Bryant, who was 16-2 as a starter, left the team after the demotion and has since transferred to Missouri where he will be eligible in 2019.
But at Alabama, Jalen Hurts, who lost his starting job to Tua Tagovailoa one game into this season has stayed on, rallying the Crimson Tide in the SEC championship game against Georgia when Tagovailoa was injured, although he was on the field for only a handful of snaps in the CFP semifinal victory against Oklahoma. Hurts could still transfer after the title game.
To ESPN analyst Todd Blackledge, who will be working the Sugar Bowl, it just goes to show the uniqueness of playing quarterback where sharing starting duties is a rarity and backups have fewer playing opportunities than at other positions.

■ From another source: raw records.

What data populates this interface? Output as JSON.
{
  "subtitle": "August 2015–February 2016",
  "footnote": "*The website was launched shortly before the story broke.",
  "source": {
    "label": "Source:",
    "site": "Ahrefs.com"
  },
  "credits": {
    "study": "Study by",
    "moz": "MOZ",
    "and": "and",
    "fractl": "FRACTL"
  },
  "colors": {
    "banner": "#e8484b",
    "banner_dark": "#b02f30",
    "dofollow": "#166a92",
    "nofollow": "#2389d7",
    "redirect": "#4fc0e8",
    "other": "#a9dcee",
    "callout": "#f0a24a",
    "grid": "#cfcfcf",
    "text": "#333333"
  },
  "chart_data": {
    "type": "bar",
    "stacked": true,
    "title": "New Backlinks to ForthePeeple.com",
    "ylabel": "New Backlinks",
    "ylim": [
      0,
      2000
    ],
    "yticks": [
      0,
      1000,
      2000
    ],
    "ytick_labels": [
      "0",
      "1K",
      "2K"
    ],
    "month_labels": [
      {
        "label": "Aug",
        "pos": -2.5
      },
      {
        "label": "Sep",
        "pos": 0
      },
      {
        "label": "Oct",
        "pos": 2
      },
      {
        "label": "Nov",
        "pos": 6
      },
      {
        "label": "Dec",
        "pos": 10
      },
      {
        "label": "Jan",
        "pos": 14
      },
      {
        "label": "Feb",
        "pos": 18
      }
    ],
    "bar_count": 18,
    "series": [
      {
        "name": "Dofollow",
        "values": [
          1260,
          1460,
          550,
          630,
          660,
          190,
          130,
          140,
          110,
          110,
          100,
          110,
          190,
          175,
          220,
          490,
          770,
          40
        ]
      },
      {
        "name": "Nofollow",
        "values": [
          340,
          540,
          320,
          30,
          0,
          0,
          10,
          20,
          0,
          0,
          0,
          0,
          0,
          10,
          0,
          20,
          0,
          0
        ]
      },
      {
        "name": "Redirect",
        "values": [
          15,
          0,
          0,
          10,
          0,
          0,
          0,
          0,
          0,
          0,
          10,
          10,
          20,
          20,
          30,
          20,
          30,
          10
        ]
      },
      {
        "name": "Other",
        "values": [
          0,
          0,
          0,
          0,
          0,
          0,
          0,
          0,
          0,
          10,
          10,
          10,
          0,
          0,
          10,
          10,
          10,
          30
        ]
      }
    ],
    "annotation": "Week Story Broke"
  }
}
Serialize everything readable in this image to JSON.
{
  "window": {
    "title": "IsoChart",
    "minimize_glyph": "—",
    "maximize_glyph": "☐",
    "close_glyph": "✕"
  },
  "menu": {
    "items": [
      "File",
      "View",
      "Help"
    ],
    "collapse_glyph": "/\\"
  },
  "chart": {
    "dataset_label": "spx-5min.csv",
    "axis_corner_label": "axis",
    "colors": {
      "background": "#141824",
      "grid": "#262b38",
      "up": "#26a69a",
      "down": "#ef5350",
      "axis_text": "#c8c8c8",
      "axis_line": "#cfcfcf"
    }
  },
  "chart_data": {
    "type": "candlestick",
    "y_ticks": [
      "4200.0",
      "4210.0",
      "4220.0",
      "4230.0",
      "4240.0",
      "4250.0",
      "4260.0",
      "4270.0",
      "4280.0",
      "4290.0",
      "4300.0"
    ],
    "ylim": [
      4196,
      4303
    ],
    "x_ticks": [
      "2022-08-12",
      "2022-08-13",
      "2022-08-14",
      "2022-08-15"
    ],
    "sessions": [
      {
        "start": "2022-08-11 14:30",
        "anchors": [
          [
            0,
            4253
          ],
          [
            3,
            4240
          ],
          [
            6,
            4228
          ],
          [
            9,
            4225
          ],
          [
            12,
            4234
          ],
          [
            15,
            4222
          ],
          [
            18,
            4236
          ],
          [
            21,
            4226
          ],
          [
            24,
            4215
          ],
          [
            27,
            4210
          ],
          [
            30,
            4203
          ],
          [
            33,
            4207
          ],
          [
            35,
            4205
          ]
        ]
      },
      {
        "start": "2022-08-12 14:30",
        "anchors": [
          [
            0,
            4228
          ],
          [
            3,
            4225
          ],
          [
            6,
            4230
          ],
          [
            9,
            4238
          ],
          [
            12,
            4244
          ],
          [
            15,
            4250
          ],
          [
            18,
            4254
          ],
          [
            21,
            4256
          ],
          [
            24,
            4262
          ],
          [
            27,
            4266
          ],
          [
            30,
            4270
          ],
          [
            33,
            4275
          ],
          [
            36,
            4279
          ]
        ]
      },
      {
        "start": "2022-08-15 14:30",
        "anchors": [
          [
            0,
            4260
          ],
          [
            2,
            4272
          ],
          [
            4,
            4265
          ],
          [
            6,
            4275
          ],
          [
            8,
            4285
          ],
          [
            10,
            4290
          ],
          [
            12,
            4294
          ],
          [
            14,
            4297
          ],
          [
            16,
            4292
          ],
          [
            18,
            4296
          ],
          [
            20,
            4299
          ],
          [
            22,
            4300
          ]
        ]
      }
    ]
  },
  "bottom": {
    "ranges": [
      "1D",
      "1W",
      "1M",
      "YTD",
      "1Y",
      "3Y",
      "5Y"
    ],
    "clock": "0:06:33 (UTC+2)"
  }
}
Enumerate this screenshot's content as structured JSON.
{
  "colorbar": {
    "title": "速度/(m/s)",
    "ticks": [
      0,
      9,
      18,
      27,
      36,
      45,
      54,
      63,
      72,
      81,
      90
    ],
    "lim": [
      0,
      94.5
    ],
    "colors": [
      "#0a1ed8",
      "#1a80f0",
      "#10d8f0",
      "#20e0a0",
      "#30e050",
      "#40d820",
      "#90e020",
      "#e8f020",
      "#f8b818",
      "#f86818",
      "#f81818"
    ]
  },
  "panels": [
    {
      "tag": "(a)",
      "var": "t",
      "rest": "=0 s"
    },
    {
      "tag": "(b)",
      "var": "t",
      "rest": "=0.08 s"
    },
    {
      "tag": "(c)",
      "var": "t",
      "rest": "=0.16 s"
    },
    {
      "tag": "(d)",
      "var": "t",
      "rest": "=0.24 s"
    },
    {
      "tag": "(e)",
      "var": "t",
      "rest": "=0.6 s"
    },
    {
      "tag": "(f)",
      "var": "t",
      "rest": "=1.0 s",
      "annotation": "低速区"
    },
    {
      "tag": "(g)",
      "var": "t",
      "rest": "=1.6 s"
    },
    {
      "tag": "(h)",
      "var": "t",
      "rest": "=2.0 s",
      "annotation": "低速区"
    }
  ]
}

“You can be a backup running back or lineman and still rotate in or be on special teams,” he said. “But that doesn’t apply when you’re a quarterback except in special packages or mop-up situations.
“It’s what makes the situation so different.”
It’s also exacerbated, Blackledge added, by quarterbacks arriving at college much more ready to play than back in his day thanks to seven-on-seven leagues, specialized camps and early enrollment, something Fromm and Fields did. Plus, social media's influence can’t be discounted.
“You’ve got four-and-five star recruits who don’t have to be redshirted and certainly are less-willing to be,” said Blackledge, who was an All-America quarterback at Penn State. “They expect to play now.
“The key is to not let it become a distraction.”
Fromm said it hasn’t been for him, and, to the contrary, the competition from Fields pushed him to be better.
The numbers bear that out. Fromm is third in the country in passing efficiency and his touchdowns and yards-per-game are up from his freshman year. Fields, playing in 12 of 13 games, has completed 69 percent of his attempts with four TD passes and has run for four more.
“I was never intimidated by Justin or anything like that,” he said. “And we had good meeting rooms and practices.
“You can’t say if someone should stay or leave though. You can’t put everyone in a box.”
Except, as Caldwell said, for that universal desire to play.